Потом в сентябре 1942 года, когда началась Тосненская операция, к нам начали привозить раненых. К тому моменту у нас уже палатки были построены, все готово. Вы знаете, я как посмотрела на раненых — у кого челюсть полуоторвана, у кого рук нет, у кого ног, у кого голова еле-еле держится. Мне так было плохо, я упала, потеряла сознание. Прибежал командир нашего медсанбата Макаров, начальник медслужбы, заместитель по политчасти. Дали лекарство, я пришла в сознание. Макаров мне и говорит: «Зина, может быть, ты и не сможешь работать?» Я как-то сразу очнулась, говорю: «Что значит — не смогу? Я должна работать, и все. Больше со мной этого не случится». Это было в первый и в последний раз со мной, крови нанюхалась. После этого я стала работать, все нормально, внимания не обращала. Работы было очень много. После этого был прорыв блокады, потом мы переехали в Морозовку. Там тоже было много работы, но я уже работала быстро, нормально работала. Привыкла. Все это прошло, работы было много, раненых было много. Не знаю, как мы столько могли работать — по двадцать четыре часа в сутки работали. Питания нормального не было, только чай с хлебом перехватывали, и все. Только иногда была горячая пища. По весне ходили, собирали крапиву и щавель. Работали мы и носили иногда даже раненых, потому что не хватало санитаров. Раненых привозили сразу помногу, по несколько машин. Их же нужно быстро разгрузить. Потом нужно их куда-то быстро определять. Смотрели, куда ранение, грудная клетка, животы, голова, ампутация, все эти шли в первую очередь. Спать мы даже не могли, ведь в палатках все! Ноги мокрые, холодно, сама трясешься. Я там почки себе простудила еще. Ведь и зимой в палатках, а печками ведь улицу не натопишь! Мы же все уходили из этой палатки, кому топить-то? Приходили на несколько минут вздремнуть, ложишься, трясешься, встаешь, и опять работать. Вот такая была работа.
Я была в сортировочном отделении и причем работала почти все время одна. Хотя у нас была врач сортировочного взвода, я почти все время была одна. Со мной работал Хомицын только. Врач, Беспрозванная, всегда уезжала и говорила: «Зина, ты справишься». Во все операции она уезжала, не только когда были на отдыхе. Мне нужно было послать всех больных — кого в операционную, кого в эвакуацию, кого в отделение сразу. Я справлялась более-менее.

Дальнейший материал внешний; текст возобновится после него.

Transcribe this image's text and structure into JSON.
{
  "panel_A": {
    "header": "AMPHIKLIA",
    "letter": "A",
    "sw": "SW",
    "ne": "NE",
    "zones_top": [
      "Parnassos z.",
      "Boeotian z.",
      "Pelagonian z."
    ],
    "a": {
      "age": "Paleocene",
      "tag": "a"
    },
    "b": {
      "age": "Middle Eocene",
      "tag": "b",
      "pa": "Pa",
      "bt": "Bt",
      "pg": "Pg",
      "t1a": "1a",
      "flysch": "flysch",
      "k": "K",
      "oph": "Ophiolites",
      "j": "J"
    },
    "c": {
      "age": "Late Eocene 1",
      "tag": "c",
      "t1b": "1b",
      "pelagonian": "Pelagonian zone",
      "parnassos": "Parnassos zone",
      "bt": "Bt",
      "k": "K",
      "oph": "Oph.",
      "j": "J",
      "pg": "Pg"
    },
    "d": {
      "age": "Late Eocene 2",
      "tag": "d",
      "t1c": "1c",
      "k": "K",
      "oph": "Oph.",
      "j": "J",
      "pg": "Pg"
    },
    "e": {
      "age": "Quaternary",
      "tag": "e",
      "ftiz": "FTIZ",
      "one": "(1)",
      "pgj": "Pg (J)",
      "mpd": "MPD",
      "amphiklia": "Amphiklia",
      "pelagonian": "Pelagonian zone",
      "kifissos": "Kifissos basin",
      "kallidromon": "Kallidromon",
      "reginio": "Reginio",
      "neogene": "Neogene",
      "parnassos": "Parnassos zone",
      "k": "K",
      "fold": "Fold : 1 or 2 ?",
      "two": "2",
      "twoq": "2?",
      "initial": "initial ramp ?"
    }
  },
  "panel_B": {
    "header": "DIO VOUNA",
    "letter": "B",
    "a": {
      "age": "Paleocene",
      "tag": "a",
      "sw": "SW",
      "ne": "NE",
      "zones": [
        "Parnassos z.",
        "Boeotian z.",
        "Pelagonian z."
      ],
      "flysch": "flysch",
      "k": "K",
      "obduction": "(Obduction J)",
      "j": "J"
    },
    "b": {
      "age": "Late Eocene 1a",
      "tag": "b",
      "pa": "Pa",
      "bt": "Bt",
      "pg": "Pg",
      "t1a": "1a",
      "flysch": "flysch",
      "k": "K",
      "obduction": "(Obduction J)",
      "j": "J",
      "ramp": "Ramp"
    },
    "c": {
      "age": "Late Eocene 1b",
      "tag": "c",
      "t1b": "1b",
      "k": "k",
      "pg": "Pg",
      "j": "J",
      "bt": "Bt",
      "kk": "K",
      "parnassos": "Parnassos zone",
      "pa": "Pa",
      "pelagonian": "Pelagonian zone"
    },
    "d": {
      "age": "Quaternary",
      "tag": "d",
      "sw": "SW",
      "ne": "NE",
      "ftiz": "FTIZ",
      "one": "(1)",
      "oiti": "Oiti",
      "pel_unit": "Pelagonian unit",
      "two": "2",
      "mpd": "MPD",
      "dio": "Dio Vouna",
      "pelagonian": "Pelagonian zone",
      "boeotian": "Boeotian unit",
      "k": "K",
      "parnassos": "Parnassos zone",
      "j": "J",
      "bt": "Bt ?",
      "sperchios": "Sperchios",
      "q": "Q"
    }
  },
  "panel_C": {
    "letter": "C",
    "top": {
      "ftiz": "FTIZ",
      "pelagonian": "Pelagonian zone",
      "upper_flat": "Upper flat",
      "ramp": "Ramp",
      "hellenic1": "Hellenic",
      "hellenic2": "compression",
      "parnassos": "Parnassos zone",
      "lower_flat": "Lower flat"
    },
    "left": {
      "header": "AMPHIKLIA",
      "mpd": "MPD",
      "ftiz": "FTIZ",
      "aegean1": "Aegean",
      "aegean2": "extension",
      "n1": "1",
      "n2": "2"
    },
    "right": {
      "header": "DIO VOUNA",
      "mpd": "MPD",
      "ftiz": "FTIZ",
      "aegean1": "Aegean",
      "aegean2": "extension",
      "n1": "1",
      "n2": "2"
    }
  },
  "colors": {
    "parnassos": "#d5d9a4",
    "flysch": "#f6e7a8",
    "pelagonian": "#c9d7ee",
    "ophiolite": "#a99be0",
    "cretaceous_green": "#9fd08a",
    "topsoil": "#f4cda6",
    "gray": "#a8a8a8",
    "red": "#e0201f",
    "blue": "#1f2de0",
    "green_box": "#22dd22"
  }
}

Когда я работала там, все время приходил один художник и писал мой портрет. Потом он мне говорил: «Ваш портрет вы увидите после войны в Доме офицеров, в музее». Я один раз его видела.
Потом я уже была в терапевтическом отделении. Поступало много раненых, они все грязные приезжали из окопов. Лежали они там на передовой, чуть ли носом землю не копали. Нужно было их всех привести в порядок. Вначале мы обмывали их всех, потом переодевали, приводили в божеский вид. Кто кричит: «Сестра, утку, судно и попить сразу!» Я в ответ: «Только не все сразу». Как это можно все три вещи сразу. Ну вы же знаете, какие раненые и больные могут быть. Конечно, мы не справлялись. Кто судно кричит, кто утку. Со мной еще работала санитарка, она говорит: «Я же не могу справиться, их так много!» Я говорю: «Так, давай в обе руки бери, я тоже в обе руки посуду возьму, пошли работать». Работа была неблагодарная, но все-таки мне эта работа нравилась, потому что я с детства мечтала быть врачом. Но не получилось, потому что после ранения я только по госпиталям находилась.